29 de agosto de 2013 | 01h07

Barack Obama apresentou ontem a sua versão para a teoria dos “ataques preventivos” usada por George W. Bush em 2003 para justificar a invasão do Iraque. O presidente democrata que há uma década se opôs à ofensiva contra Saddam Hussein sustenta agora que a eventual operação contra o regime de Bashar al-Assad na Síria tem o objetivo de descartar o risco de armas químicas virem a ser utilizadas contra norte-americanos.

Não por acaso, um comentarista da CNN observou que a nova retórica de Obama se parecia mais com a do vice-presidente de Bush, Dick Cheney, do que com a do próprio senador Obama quando ele se opôs ao início da Guerra do Iraque.

Em entrevista à rede de TV pública PBS, o presidente reforçou a principal mensagem dada por integrantes de seu governo nos últimos dois dias: o regime de Assad deve ser punido pela suposta utilização de armas químicas contra sua própria população.

Apesar de Obama sustentar que ainda não tomou a decisão final, os Estados Unidos e seus aliados chegaram a um ponto do qual não poderão recuar sem danificar sua credibilidade internacional. O que está em discussão não é mais se haverá um ataque à Síria, mas sim qual será o seu formato.

Obama tentou ontem dar uma justificativa defensiva à provável ofensiva contra a Síria, lançando mão de uma lógica semelhante à adotada por Bush há uma década: “Há um prospecto, uma possibilidade de que armas químicas sejam usadas contra nós.

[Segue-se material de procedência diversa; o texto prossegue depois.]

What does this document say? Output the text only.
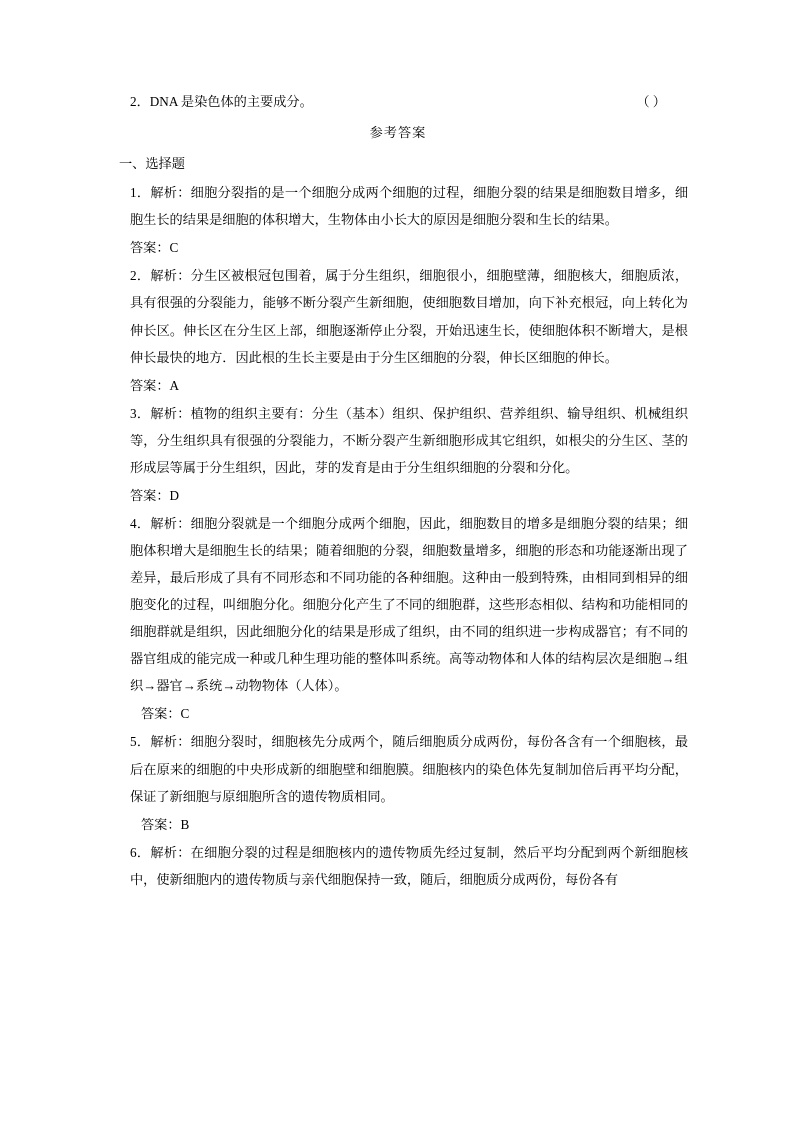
2．DNA 是染色体的主要成分。	（ ）
参考答案
一、选择题
1．解析：细胞分裂指的是一个细胞分成两个细胞的过程，细胞分裂的结果是细胞数目增多，细胞生长的结果是细胞的体积增大，生物体由小长大的原因是细胞分裂和生长的结果。
答案：C
2．解析：分生区被根冠包围着，属于分生组织，细胞很小，细胞壁薄，细胞核大，细胞质浓，具有很强的分裂能力，能够不断分裂产生新细胞，使细胞数目增加，向下补充根冠，向上转化为伸长区。伸长区在分生区上部，细胞逐渐停止分裂，开始迅速生长，使细胞体积不断增大，是根伸长最快的地方．因此根的生长主要是由于分生区细胞的分裂，伸长区细胞的伸长。
答案：A
3．解析：植物的组织主要有：分生（基本）组织、保护组织、营养组织、输导组织、机械组织等，分生组织具有很强的分裂能力，不断分裂产生新细胞形成其它组织，如根尖的分生区、茎的形成层等属于分生组织，因此，芽的发育是由于分生组织细胞的分裂和分化。
答案：D
4．解析：细胞分裂就是一个细胞分成两个细胞，因此，细胞数目的增多是细胞分裂的结果；细胞体积增大是细胞生长的结果；随着细胞的分裂，细胞数量增多，细胞的形态和功能逐渐出现了差异，最后形成了具有不同形态和不同功能的各种细胞。这种由一般到特殊，由相同到相异的细胞变化的过程，叫细胞分化。细胞分化产生了不同的细胞群，这些形态相似、结构和功能相同的细胞群就是组织，因此细胞分化的结果是形成了组织，由不同的组织进一步构成器官；有不同的器官组成的能完成一种或几种生理功能的整体叫系统。高等动物体和人体的结构层次是细胞→组织→器官→系统→动物物体（人体）。
答案：C
5．解析：细胞分裂时，细胞核先分成两个，随后细胞质分成两份，每份各含有一个细胞核，最后在原来的细胞的中央形成新的细胞壁和细胞膜。细胞核内的染色体先复制加倍后再平均分配，保证了新细胞与原细胞所含的遗传物质相同。
答案：B
6．解析：在细胞分裂的过程是细胞核内的遗传物质先经过复制，然后平均分配到两个新细胞核中，使新细胞内的遗传物质与亲代细胞保持一致，随后，细胞质分成两份，每份各有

Nós queremos ter certeza de que isso não acontecerá”, declarou, depois de ressaltar que a Síria tem o maior estoque de armas químicas do mundo.

Segundo o presidente, o controle do regime de Assad sobre esse arsenal pode “erodir” ao longo do tempo. Entre outras possibilidades, os armamentos podem cair nas mãos de grupos terroristas que no passado atacaram os Estados Unidos _e que voltarão à carga se tiverem a oportunidade e os meios para isso.

Obama reconheceu que a eventual ação americana não resolverá o problema interno da Síria nem acabará “com a morte de inocentes” dentro do país. O objetivo de Washington é mandar um “sinal forte o bastante” para desencorajar Assad a usar armas químicas no futuro, observou.

O que não está claro na equação americana é qual será a resposta do regime sírio, o impacto que o eventual ataque terá sobre a população civil e a reação de aliados do governo de Damasco.